Membro do coletivo Pompeia Sem Medo, Marcia Crespo explica que, "independente da obra de Judith Butler", estava lá "para defender o espaço de fala, a democracia e a liberdade de expressão". Para ela, "a ideologia de gênero é uma burrice, porque ela não existe; o que existe são as diferenças de gênero e tá tudo certo que seja assim". Ela opina que um dos sentimentos que uniu os movimentos progressistas nesta terça foi a percepção de que, "por conta própria, nenhum deles está conseguindo" resultados em suas lutas.
"Se eu estou doente por ser homossexual, quero minha aposentadoria e meu atestado médico", ironiza Roxy Weksler, 24 anos. Consultora imobiliária e "apoiadora da ação anti-fascista", ela ainda argumenta: "Eles falam que é uma opção sexual. Mas eu não escolhi nascer homossexual. É uma orientação. Eles falam que são paz e amor. Mas eles queimaram a foto da palestrante. Eles mostram a Bíblia, mas não mostram a parte que prega que devemos amar ao próximo como a si mesmo".
Do outro lado da rua, o advogado Everton Sodario, 24 anos, garante que respeita "a sexualidade das pessoas ou o direito de um homem se vestir de mulher, e vice-versa". Inclusive diz que tem "clientes transexuais" os quais faz questão de chamar pelo nome social. Entretanto, acredita que "algumas bases da sociedade tradicional devem ser preservadas", como a "família e a inocência das crianças". Por isso, se diz contra a "ideologia de gênero como modelo de comportamento social". "O que não aceitamos é a propagação da ideia de que um menino pode ser menina. Biologicamente é impossível. Homens sempre serão homens", argumenta.
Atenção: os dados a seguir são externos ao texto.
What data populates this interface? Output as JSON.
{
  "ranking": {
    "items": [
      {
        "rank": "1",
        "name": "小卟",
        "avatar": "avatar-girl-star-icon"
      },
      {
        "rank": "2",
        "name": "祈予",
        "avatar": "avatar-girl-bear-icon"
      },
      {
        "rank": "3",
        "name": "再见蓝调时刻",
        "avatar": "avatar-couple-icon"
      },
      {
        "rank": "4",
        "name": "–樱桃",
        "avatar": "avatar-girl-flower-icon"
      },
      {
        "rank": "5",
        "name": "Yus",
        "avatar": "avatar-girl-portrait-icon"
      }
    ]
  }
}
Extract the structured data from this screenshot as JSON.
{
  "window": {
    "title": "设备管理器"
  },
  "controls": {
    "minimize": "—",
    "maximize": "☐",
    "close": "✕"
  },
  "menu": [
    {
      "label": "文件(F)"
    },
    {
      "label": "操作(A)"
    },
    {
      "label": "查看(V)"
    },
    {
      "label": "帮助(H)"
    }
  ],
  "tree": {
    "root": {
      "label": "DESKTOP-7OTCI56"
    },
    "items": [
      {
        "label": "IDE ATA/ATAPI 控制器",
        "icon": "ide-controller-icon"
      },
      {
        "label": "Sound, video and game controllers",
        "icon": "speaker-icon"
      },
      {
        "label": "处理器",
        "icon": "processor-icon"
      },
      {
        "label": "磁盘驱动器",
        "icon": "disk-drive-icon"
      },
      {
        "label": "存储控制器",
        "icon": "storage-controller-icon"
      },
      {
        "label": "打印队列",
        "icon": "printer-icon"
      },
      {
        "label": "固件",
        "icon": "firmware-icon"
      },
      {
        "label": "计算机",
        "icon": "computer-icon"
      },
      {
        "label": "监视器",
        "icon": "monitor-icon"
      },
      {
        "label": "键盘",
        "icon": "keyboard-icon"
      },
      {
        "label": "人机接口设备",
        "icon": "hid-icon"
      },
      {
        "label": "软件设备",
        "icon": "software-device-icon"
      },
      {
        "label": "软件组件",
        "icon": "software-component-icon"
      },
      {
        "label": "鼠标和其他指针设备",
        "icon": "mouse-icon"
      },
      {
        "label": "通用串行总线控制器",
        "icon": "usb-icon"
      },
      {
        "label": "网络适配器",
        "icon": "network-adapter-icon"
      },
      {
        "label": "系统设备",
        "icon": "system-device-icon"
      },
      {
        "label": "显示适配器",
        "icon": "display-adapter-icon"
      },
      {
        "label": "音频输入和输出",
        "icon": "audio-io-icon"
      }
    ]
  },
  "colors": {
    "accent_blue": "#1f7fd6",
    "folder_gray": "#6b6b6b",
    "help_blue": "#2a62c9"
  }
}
"Estou contra uma pessoa que traz uma ideologia que ataca a inocência das crianças. Uma criança não tem discernimento do que é isso e pode facilmente ser influenciada", explica por sua vez Lucas Reis, 30 anos. Ele faz questão de frisar, porém, que uma pessoa "pode ser o que quiser", já que "o corpo é dela". O que ele não admite, afirma, é que esta mesma pessoa vá "contra as crianças".
Vice-presidente do Direita São Paulo, Douglas Garcia, 23 anos, acrescenta que "91% das Câmaras Municipais" proibiram a chamada "ideologia de gênero" nas redes municipais de ensino. "Eles falam que querem garantir a igualdade. Mas o que eles querem é a erotização das crianças", opina. E acrescenta: "Eles não se posicionaram com o MAM. (...) Eles querem a erotização das crianças por meio da ideologia de gênero para que vejam como normal que uma criança toque um homem nu. Esse mesmo pessoal diz que pedofilia não é crime, é doença".
A Polícia Militar teve em determinado momento que fechar a rua Clélia para os carros, que já enfrentavam um engarrafamento durante toda a manhã, e isolar com uma fita os dois grupos. Apesar de momentos tensos em que manifestantes se enfrentaram, os atos desta terça-feira terminaram por de meio dia sem confusão. E com uma multa para uma das pessoas da ala conservadora que havia parado seu carro, com uma enorme caixa de som em seu teto, na calçada.